A review of cloud native databases requires first a definition of the term ‘cloud native’. Per the Cloud Native Computing Foundation (CNCF), cloud native technologies have these characteristics:
Cloud native technologies empower organizations to build and run scalable applications in modern, dynamic environments such as public, private, and hybrid clouds. Containers, service meshes, microservices, immutable infrastructure, and declarative APIs exemplify this approach. These techniques enable loosely coupled systems that are resilient, manageable, and observable. Combined with robust automation, they allow engineers to make high-impact changes frequently and predictably with minimal toil.
By this definition, cloud native databases need to leverage cloud native technologies and exhibit several key characteristics.
Throughout their development, relational databases focused squarely on transactional performance. They carefully tuned the code paths providing traditional ACID properties and added a few non-standard SQL features. As a result, they were able to achieve the highest performance of centralized data stores.
In 1999, Professor Eric Brewer of the University of California at Berkeley formalized and published the ground-breaking CAP Theorem for distributed data stores. The CAP Theorem states that transactional consistency, data availability and partition tolerance cannot all be satisfied in distributed data stores.
The CAP Theorem immediately became the blueprint for cloud native databases. In response, numerous NoSQL databases emerged which compromised transactional consistency. Google started this trend in cloud native databases by introducing BigTable in 2004.
Several cloud native databases emerged offering eventually consistent architectures, such DynamoDB, CosmosDB, and Cassandra. Other database providers leveraged access patterns such as graph walks (Neo4j, GraphQL) or textual searches (Elastic, Solr, Lucene) and versions of cloud native databases emerged such as the ElasticSearch service from AWS. Now, nearly 20 years after the formalization of the CAP Theorem, there are nearly 100 cloud native databases popular for specific workloads.
Map-reduce architectures posed an additional problem: sharing data across hundreds of compute nodes. Map-reduce relaxed consistency again by keeping files as immutable blocks. A new type of map-reduce database using append-only files in a clever data structure called Log-Structured Merge tree (LSM tree) became commonly used. Several cloud native databases emerged for analytic workloads based on this pattern: Hive, HBase, Impala and BigQuery (based on Dremel).
Some of the traditional relational database replication technologies followed the trend by compromising consistency in favor of other goals. For example, MySQL clustering provides eventual consistency and some of the largest MySQL clusters drive sites like Facebook and Uber.
With all these consistency tradeoffs by cloud native databases, why not also compromise transport consistency between cloud native databases? For example, Kafka compromised consistency and is quite successful in moving data between cloud native databases. However, the key factor when choosing the appropriate transport is the type of the source database. When the source database honors transactions, data out of order on the target can produce misleading results. This is true even for reporting or analytics cloud native databases.

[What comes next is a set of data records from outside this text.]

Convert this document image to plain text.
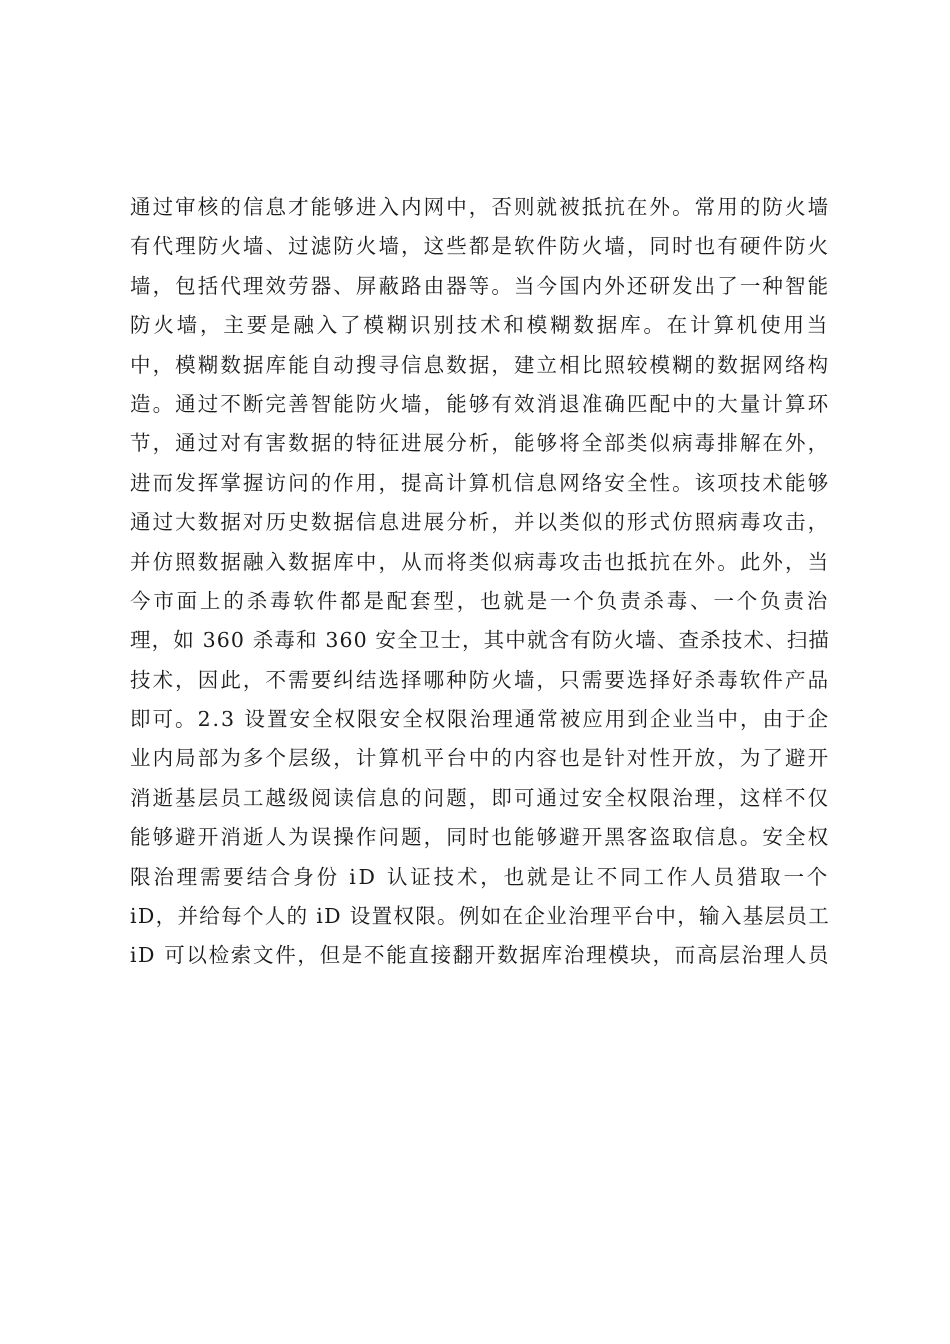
通过审核的信息才能够进入内网中，否则就被抵抗在外。常用的防火墙
有代理防火墙、过滤防火墙，这些都是软件防火墙，同时也有硬件防火
墙，包括代理效劳器、屏蔽路由器等。当今国内外还研发出了一种智能
防火墙，主要是融入了模糊识别技术和模糊数据库。在计算机使用当
中，模糊数据库能自动搜寻信息数据，建立相比照较模糊的数据网络构
造。通过不断完善智能防火墙，能够有效消退准确匹配中的大量计算环
节，通过对有害数据的特征进展分析，能够将全部类似病毒排解在外，
进而发挥掌握访问的作用，提高计算机信息网络安全性。该项技术能够
通过大数据对历史数据信息进展分析，并以类似的形式仿照病毒攻击，
并仿照数据融入数据库中，从而将类似病毒攻击也抵抗在外。此外，当
今市面上的杀毒软件都是配套型，也就是一个负责杀毒、一个负责治
理，如 360 杀毒和 360 安全卫士，其中就含有防火墙、查杀技术、扫描
技术，因此，不需要纠结选择哪种防火墙，只需要选择好杀毒软件产品
即可。2.3 设置安全权限安全权限治理通常被应用到企业当中，由于企
业内局部为多个层级，计算机平台中的内容也是针对性开放，为了避开
消逝基层员工越级阅读信息的问题，即可通过安全权限治理，这样不仅
能够避开消逝人为误操作问题，同时也能够避开黑客盗取信息。安全权
限治理需要结合身份 iD 认证技术，也就是让不同工作人员猎取一个
iD，并给每个人的 iD 设置权限。例如在企业治理平台中，输入基层员工
iD 可以检索文件，但是不能直接翻开数据库治理模块，而高层治理人员
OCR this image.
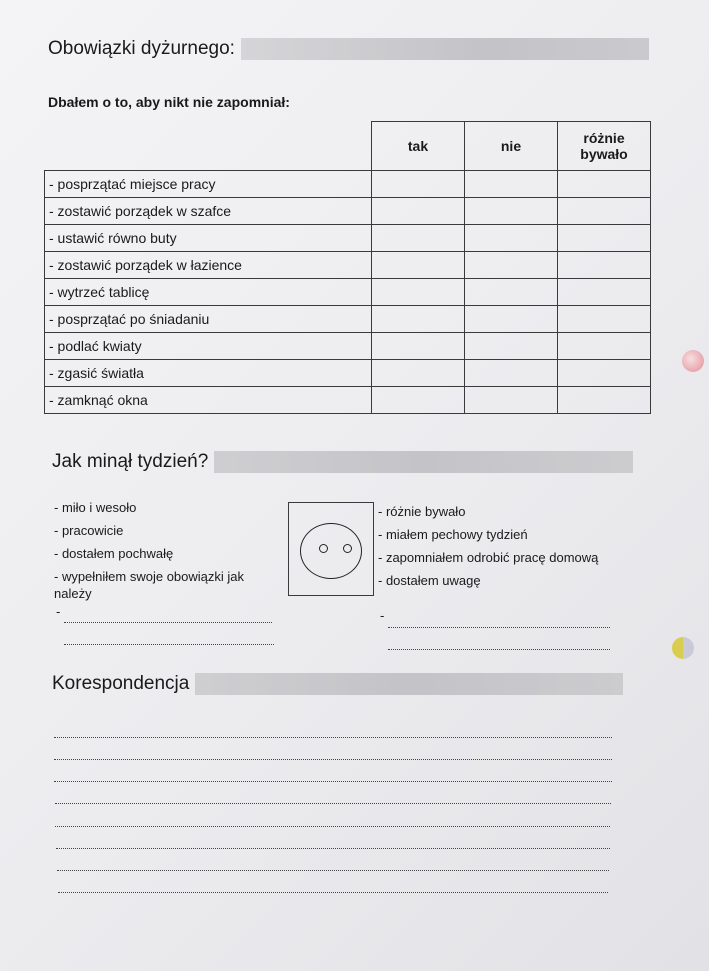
Obowiązki dyżurnego:
Dbałem o to, aby nikt nie zapomniał:
	tak	nie	różnie bywało
- posprzątać miejsce pracy			
- zostawić porządek w szafce			
- ustawić równo buty			
- zostawić porządek w łazience			
- wytrzeć tablicę			
- posprzątać po śniadaniu			
- podlać kwiaty			
- zgasić światła			
- zamknąć okna			
Jak minął tydzień?
- miło i wesoło
- pracowicie
- dostałem pochwałę
- wypełniłem swoje obowiązki jak należy
- różnie bywało
- miałem pechowy tydzień
- zapomniałem odrobić pracę domową
- dostałem uwagę
-	-
Korespondencja
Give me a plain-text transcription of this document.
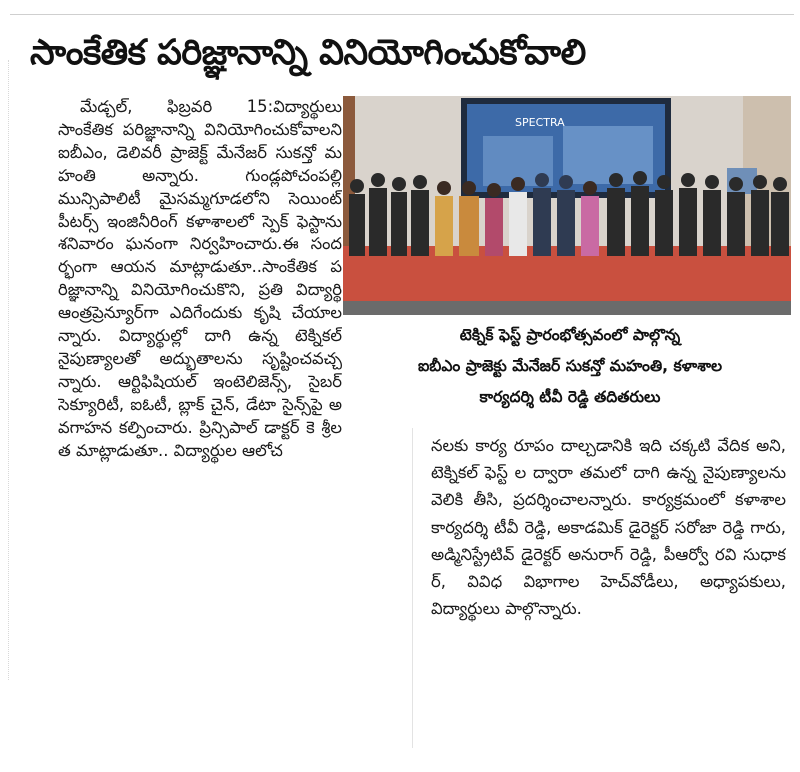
సాంకేతిక పరిజ్ఞానాన్ని వినియోగించుకోవాలి

మేడ్చల్, ఫిబ్రవరి 15:విద్యార్థులు సాంకేతిక పరిజ్ఞానాన్ని వినియోగించుకోవాలని ఐబీఎం, డెలివరీ ప్రాజెక్ట్ మేనేజర్ సుకన్తో మహంతి అన్నారు. గుండ్లపోచంపల్లి మున్సిపాలిటీ మైసమ్మగూడలోని సెయింట్ పీటర్స్ ఇంజినీరింగ్ కళాశాలలో స్పెక్ ఫెస్టాను శనివారం ఘనంగా నిర్వహించారు.ఈ సందర్భంగా ఆయన మాట్లాడుతూ..సాంకేతిక పరిజ్ఞానాన్ని వినియోగించుకొని, ప్రతి విద్యార్థి ఆంత్రప్రెన్యూర్‌గా ఎదిగేందుకు కృషి చేయాలన్నారు. విద్యార్థుల్లో దాగి ఉన్న టెక్నికల్ నైపుణ్యాలతో అద్భుతాలను సృష్టించవచ్చన్నారు. ఆర్టిఫిషియల్ ఇంటెలిజెన్స్, సైబర్ సెక్యూరిటీ, ఐఓటీ, బ్లాక్ చైన్, డేటా సైన్స్‌పై అవగాహన కల్పించారు. ప్రిన్సిపాల్ డాక్టర్ కె శ్రీలత మాట్లాడుతూ.. విద్యార్థుల ఆలోచ

SPECTRA
టెక్నిక్ ఫెస్ట్ ప్రారంభోత్సవంలో పాల్గొన్న
ఐబీఎం ప్రాజెక్టు మేనేజర్ సుకన్తో మహంతి, కళాశాల
కార్యదర్శి టీవీ రెడ్డి తదితరులు

నలకు కార్య రూపం దాల్చడానికి ఇది చక్కటి వేదిక అని, టెక్నికల్ ఫెస్ట్ ల ద్వారా తమలో దాగి ఉన్న నైపుణ్యాలను వెలికి తీసి, ప్రదర్శించాలన్నారు. కార్యక్రమంలో కళాశాల కార్యదర్శి టీవీ రెడ్డి, అకాడమిక్ డైరెక్టర్ సరోజా రెడ్డి గారు, అడ్మినిస్ట్రేటివ్ డైరెక్టర్ అనురాగ్ రెడ్డి, పీఆర్వో రవి సుధాకర్, వివిధ విభాగాల హెచ్‌వోడీలు, అధ్యాపకులు, విద్యార్థులు పాల్గొన్నారు.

Based on historical trends, workload-oriented databases will continue their progression. This comes at the price of synchronization and integration.
The challenge for modern IT: how to future-proof data when databases keep changing? Griddable separates the data from the database and governs the consumption of data with user policies. Such Griddable policies select the exact data to synchronize to each database through a JSON-like policy language. Users write their own policies using a graphical Griddable schema browser, or directly in JSON.
The core Griddable framework supports full timeline-based transactional consistency. Therefore, Griddable is compatible with source and target databases which are either strongly consistent or not. To preserve consistency, Griddable preserves the order of transactions throughout its data pipeline. This pipeline starts with the relay which extracts changes. The pipeline continues through the Change History Server which persists a change record. Finally, the pipeline ends with the consumer which records changes in the target database. As a result of this modular shared-nothing data pipeline, Griddable also supports high availability and network partitioning.
Is the strong consistency guarantee from Griddable saying that the CAP Theorem is untrue? Certainly not. Griddable preserves the consistency provided by the source database, whether it be a cloud native databases or traditional database.